DOR BioPharma Inc. announced that it has received a not approvable letter from the US Food and Drug Administration (FDA) for its lead product orBec (oral beclomethasone dipropionate, or oral BDP) for the treatment of acute gastrointestinal Graft-versus-Host disease (GI GVHD), a common and potentially life-threatening complication of haematopoietic cell transplantation. The FDA has requested data from additional clinical trials to demonstrate the safety and efficacy of orBec. Additionally, the FDA has requested information with respect to other sections of the NDA.
"We are very disappointed that the FDA has deemed orBec not approvable and that additional clinical trials will be required," said Christopher J. Schaber, PhD, president and chief executive officer, DOR. "While we were hoping for a nearer term approval for orBec given the clinical effect we believe we demonstrated in our two randomized, double-blind, placebo-controlled trials, we firmly believe in the pharmacology of orBec and its potential to help address the overwhelming need for a safe and effective treatment for patients suffering from GI GVHD. We will be requesting a meeting with the FDA to discuss this letter and the potential next steps that need to be taken. We will also be reviewing the various business development opportunities we potentially have before us. Once we gain further clarity, we will be able to provide accurate guidance moving forward. We remain focused on our mission to bring this potentially life-saving therapy to the patients who need it as rapidly as possible."
George B. McDonald, MD, head, gastroenterology/hepatology section at the Fred Hutchinson Cancer Research Centre said, "It is disappointing that the FDA has required additional data concerning orBec in view of the clinically compelling data that it has shown in phase II and III clinical trials, both of which demonstrated clear evidence of clinical benefit. These data have convinced many in the transplant oncology community that use of oral BDP should be part of our standard practice in treating gastrointestinal GVHD. Those of us who treat GVHD know what a devastating complication of haematopoietic cell transplantation it really is, even in its less severe forms. Not only are the gastrointestinal symptoms of GVHD unpleasant and persistent, but also the standard treatment using prolonged courses of prednisone leads to debility, serious infections and sometimes death not from GVHD per se, but from complications related to prednisone. Physicians treating GI GVHD need alternative options such as orBec, which has been shown to reduce GVHD symptoms while allowing for reduced use of prednisone."
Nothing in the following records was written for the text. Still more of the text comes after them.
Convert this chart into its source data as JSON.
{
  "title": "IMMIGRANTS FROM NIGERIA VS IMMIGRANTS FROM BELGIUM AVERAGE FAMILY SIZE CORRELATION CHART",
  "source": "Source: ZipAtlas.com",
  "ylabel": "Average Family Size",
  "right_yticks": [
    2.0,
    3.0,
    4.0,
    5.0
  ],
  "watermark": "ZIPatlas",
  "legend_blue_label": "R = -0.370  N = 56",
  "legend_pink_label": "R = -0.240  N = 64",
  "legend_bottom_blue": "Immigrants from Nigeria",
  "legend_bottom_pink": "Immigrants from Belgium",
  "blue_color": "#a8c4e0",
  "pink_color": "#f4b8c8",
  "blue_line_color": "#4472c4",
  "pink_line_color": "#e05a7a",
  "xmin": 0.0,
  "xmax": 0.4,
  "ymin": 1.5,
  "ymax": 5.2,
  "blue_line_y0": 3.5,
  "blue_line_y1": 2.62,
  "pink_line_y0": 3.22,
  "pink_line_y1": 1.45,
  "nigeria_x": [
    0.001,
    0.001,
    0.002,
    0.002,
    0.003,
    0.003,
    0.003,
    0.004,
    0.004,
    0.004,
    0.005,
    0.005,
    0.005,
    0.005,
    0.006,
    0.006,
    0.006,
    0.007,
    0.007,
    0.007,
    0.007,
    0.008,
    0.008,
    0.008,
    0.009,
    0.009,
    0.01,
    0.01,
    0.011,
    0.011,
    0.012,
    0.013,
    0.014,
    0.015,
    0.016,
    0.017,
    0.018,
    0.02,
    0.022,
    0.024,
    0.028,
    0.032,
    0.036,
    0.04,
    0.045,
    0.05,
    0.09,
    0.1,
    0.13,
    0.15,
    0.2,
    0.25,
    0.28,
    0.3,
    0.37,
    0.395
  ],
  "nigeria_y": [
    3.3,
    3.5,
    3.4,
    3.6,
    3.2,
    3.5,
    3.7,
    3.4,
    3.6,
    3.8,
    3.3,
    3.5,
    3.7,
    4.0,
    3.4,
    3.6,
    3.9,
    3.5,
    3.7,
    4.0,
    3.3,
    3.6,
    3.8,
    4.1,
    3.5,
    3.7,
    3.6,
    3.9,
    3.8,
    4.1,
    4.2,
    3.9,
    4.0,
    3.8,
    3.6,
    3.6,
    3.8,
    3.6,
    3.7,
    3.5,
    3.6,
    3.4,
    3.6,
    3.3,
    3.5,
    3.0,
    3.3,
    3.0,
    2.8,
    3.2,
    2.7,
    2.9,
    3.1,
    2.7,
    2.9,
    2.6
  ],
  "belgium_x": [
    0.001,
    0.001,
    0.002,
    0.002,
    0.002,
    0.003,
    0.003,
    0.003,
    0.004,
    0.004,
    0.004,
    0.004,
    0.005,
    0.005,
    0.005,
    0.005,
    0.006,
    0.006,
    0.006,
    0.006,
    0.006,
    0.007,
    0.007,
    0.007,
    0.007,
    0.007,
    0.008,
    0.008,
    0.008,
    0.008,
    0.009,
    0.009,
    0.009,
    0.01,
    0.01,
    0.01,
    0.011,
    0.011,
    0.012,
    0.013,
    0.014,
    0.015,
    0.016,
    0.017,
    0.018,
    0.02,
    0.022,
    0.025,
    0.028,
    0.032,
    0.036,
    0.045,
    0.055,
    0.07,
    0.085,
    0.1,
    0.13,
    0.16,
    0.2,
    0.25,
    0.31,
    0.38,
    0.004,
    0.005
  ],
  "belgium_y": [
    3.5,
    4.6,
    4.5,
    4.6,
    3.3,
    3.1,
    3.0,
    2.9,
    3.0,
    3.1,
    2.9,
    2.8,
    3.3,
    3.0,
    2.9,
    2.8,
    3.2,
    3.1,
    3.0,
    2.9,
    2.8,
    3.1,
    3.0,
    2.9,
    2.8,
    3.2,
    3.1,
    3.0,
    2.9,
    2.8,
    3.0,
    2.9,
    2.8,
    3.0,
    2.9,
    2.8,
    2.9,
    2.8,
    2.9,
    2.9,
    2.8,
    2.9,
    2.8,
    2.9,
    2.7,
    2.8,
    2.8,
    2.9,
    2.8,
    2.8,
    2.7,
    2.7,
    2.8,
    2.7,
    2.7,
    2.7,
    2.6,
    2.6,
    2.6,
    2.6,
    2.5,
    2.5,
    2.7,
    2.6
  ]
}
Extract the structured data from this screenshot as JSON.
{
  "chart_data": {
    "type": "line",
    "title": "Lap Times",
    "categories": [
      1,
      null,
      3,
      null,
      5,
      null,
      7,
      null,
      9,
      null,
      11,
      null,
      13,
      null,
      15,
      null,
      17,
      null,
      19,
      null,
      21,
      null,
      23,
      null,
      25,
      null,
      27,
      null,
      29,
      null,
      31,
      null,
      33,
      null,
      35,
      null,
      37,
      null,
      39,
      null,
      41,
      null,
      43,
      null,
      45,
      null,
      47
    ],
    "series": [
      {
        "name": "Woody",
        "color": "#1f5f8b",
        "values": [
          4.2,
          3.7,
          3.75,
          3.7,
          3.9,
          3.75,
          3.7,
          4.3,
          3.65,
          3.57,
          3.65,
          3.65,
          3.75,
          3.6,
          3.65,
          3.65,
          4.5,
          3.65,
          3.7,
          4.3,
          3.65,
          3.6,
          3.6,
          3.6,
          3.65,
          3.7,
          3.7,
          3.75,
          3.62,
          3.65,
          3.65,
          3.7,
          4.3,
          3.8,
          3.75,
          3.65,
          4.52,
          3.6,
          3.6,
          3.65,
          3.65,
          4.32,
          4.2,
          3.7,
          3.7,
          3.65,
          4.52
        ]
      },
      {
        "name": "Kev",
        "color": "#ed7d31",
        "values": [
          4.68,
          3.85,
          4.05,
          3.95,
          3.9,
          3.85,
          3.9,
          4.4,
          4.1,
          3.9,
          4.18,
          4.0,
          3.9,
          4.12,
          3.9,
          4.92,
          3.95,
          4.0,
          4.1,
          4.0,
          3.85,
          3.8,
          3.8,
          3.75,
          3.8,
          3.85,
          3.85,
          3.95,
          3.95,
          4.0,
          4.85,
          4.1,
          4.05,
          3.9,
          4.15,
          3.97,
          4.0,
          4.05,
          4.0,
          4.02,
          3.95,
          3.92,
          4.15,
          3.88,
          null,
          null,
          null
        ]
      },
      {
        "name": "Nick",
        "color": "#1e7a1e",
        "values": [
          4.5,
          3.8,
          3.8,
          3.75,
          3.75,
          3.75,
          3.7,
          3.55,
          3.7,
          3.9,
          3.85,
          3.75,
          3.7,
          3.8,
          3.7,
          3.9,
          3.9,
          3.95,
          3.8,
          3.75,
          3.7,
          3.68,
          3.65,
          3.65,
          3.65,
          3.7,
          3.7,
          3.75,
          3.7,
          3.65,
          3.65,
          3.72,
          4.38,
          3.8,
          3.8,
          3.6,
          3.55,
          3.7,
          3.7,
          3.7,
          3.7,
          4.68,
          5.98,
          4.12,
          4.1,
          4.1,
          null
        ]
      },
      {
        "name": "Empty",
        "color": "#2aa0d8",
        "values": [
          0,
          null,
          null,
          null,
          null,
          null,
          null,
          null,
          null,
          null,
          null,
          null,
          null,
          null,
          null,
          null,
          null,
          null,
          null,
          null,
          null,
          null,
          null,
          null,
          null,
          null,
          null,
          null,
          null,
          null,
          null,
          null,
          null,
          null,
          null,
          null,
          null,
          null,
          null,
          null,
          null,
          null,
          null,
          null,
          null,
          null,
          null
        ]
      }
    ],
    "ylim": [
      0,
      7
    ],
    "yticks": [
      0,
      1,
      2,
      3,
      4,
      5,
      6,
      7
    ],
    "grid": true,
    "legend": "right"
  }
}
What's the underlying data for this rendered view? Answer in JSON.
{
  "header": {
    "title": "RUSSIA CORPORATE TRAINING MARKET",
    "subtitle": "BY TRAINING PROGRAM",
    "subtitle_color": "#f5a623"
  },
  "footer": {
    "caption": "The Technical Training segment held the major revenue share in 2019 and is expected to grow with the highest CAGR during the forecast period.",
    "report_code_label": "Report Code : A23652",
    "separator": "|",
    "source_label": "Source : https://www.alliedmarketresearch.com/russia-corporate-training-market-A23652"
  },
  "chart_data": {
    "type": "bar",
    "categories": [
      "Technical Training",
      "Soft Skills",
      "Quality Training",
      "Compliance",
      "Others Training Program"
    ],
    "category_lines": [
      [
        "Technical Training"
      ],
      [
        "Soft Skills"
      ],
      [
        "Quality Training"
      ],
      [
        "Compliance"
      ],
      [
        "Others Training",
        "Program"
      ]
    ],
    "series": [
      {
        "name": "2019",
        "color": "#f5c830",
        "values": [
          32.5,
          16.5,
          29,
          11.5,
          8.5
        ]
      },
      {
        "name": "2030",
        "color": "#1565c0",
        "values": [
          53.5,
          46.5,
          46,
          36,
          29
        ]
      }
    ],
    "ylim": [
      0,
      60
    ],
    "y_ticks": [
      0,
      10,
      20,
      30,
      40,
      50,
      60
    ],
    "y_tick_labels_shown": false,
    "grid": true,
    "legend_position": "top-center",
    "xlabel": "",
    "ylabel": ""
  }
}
orBec represents a first-of-its-kind oral, locally acting therapy tailored to treat the gastrointestinal manifestation of GVHD, the organ system where GVHD is most frequently encountered and highly problematic. orBec is a two-tablet system containing the highly-potent, topically-active corticosteroid beclomethasone dipropionate (BDP), and is designed to specifically target and treat upper and lower GI GVHD with reduced systemic immunosuppressive side effects. orBec is intended to reduce the need for systemic immunosuppressive drugs to treat GI GVHD. BDP is a highly potent, topically active corticosteroid that has a local effect on inflamed tissue. BDP has been marketed in the US and worldwide since the early 1970s as the active pharmaceutical ingredient in a nasal spray and in a metered dose inhaler for the treatment of patients with allergic rhinitis and asthma. orBec is formulated for oral administration as a single product consisting of two tablets; one tablet is intended to release BDP in the proximal portions of the GI tract and the other tablet is intended to release BDP in the more distal portions of the GI tract.
orBec is currently the subject of an NIH supported phase II clinical trial actively enrolling patients for the prevention of GVHD as well as the subject of an NIH supported preclinical animal study in radiation injury. orBec may also have application in treating other gastrointestinal disorders characterized by severe inflammation including IBS, ulcerative colitis and Crohn's disease.
In addition to issued patents and pending worldwide patent applications held by or exclusively licensed to DOR, orBec also benefits from orphan drug designations in the US and in Europe for the treatment of GI GVHD, which provide for 7 and 10 years of post-approval market exclusivity, respectively.